English author Geoff Dyer takes liberties with the boundaries of conventional literary genres such as novel and travel narrative, fiction and nonfiction. Subtle, and frequently observational in its narration, his prose moves between the personal and general and often inspires his readers to take stock of their own tendencies. Dyer won the 2009 Bollinger Everyman Wodehouse Prize for Best Comic Novel for Jeff in Venice, Death in Varanasi; not long after, he was named GQ Writer of the Year. His books encompass a broad range of subjects: The Ways of Telling (1988) is a study of art critic John Berger that is an early clue to Dyer’s concerns with issues of perception; But Beautiful (1991) is a study of jazz; The Missing of the Somme (1994) dwells on memory and World War I; Out of Sheer Rage (1997) considers D. H. Lawrence; Yoga for People Who Can’t Be Bothered to Do It (2003) describes a trip to the East; The Ongoing Moment (2005) is about photography; his collection of essays and reviews titled Otherwise Known as the Human Condition (2011) won a National Book Critics Circle Award for Criticism; and then there is Another Great Day At Sea: Life Aboard the USS George H.W. Bush (2015).
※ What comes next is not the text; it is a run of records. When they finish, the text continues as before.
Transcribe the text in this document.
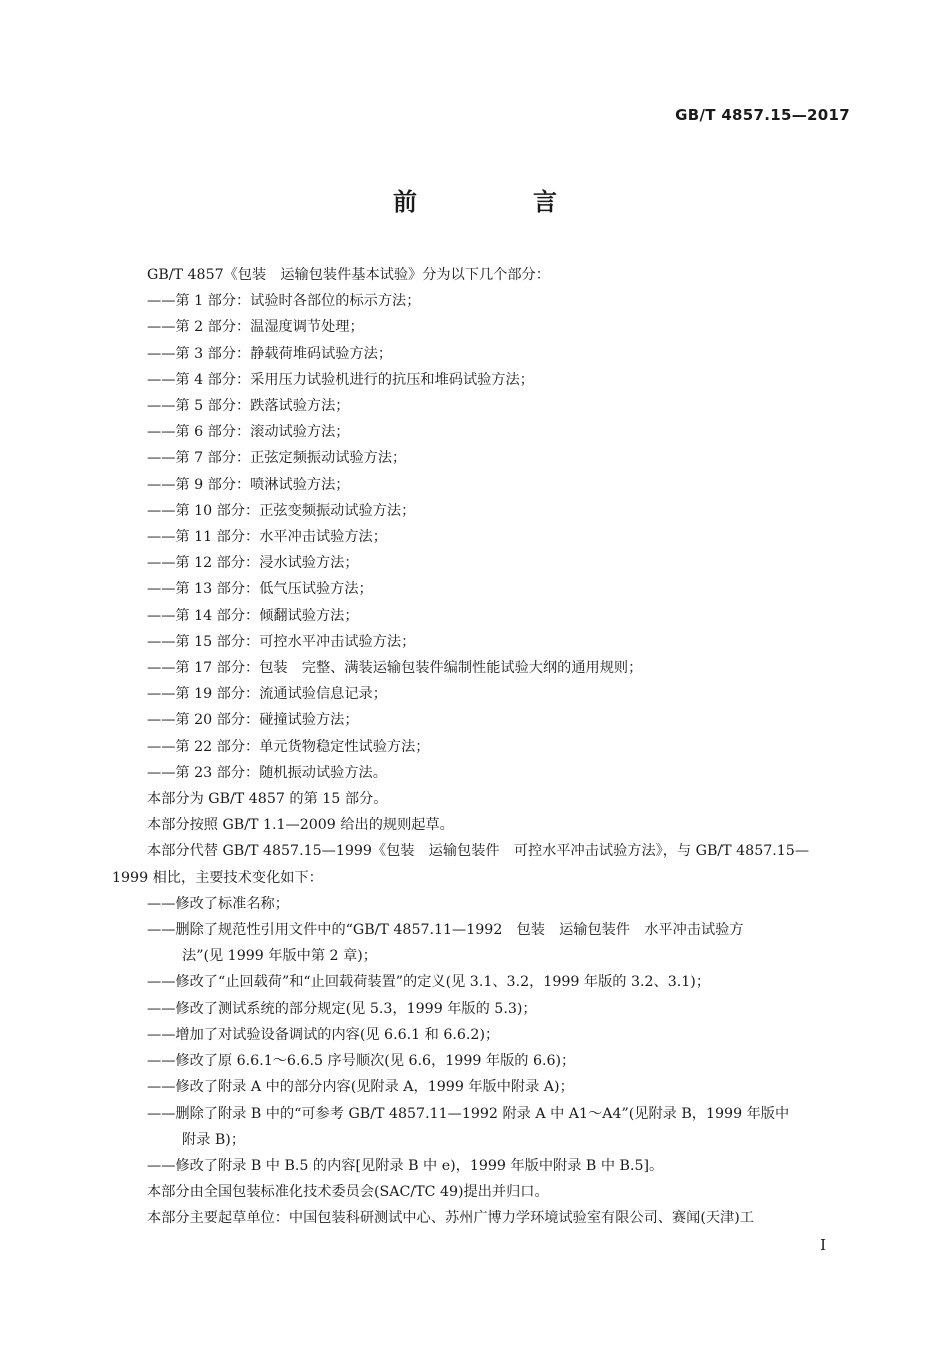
GB/T 4857.15—2017
前　言

GB/T 4857《包装　运输包装件基本试验》分为以下几个部分：

——第 1 部分：试验时各部位的标示方法；

——第 2 部分：温湿度调节处理；

——第 3 部分：静载荷堆码试验方法；

——第 4 部分：采用压力试验机进行的抗压和堆码试验方法；

——第 5 部分：跌落试验方法；

——第 6 部分：滚动试验方法；

——第 7 部分：正弦定频振动试验方法；

——第 9 部分：喷淋试验方法；

——第 10 部分：正弦变频振动试验方法；

——第 11 部分：水平冲击试验方法；

——第 12 部分：浸水试验方法；

——第 13 部分：低气压试验方法；

——第 14 部分：倾翻试验方法；

——第 15 部分：可控水平冲击试验方法；

——第 17 部分：包装　完整、满装运输包装件编制性能试验大纲的通用规则；

——第 19 部分：流通试验信息记录；

——第 20 部分：碰撞试验方法；

——第 22 部分：单元货物稳定性试验方法；

——第 23 部分：随机振动试验方法。

本部分为 GB/T 4857 的第 15 部分。

本部分按照 GB/T 1.1—2009 给出的规则起草。

本部分代替 GB/T 4857.15—1999《包装　运输包装件　可控水平冲击试验方法》，与 GB/T 4857.15—

1999 相比，主要技术变化如下：

——修改了标准名称；

——删除了规范性引用文件中的“GB/T 4857.11—1992　包装　运输包装件　水平冲击试验方

法”(见 1999 年版中第 2 章)；

——修改了“止回载荷”和“止回载荷装置”的定义(见 3.1、3.2，1999 年版的 3.2、3.1)；

——修改了测试系统的部分规定(见 5.3，1999 年版的 5.3)；

——增加了对试验设备调试的内容(见 6.6.1 和 6.6.2)；

——修改了原 6.6.1～6.6.5 序号顺次(见 6.6，1999 年版的 6.6)；

——修改了附录 A 中的部分内容(见附录 A，1999 年版中附录 A)；

——删除了附录 B 中的“可参考 GB/T 4857.11—1992 附录 A 中 A1～A4”(见附录 B，1999 年版中

附录 B)；

——修改了附录 B 中 B.5 的内容[见附录 B 中 e)，1999 年版中附录 B 中 B.5]。

本部分由全国包装标准化技术委员会(SAC/TC 49)提出并归口。

本部分主要起草单位：中国包装科研测试中心、苏州广博力学环境试验室有限公司、赛闻(天津)工

I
White Sands, a collection of travel essays and meditations on some fundamental questions of existence, was published in 2016 .

Dyer is a Fellow of the Royal Society of Literature, an Honorary Fellow of Corpus Christi College, Oxford, and was elected to the American Academy of Arts and Sciences in 2015. He currently lives in Los Angeles, where he is writer in residence at USC.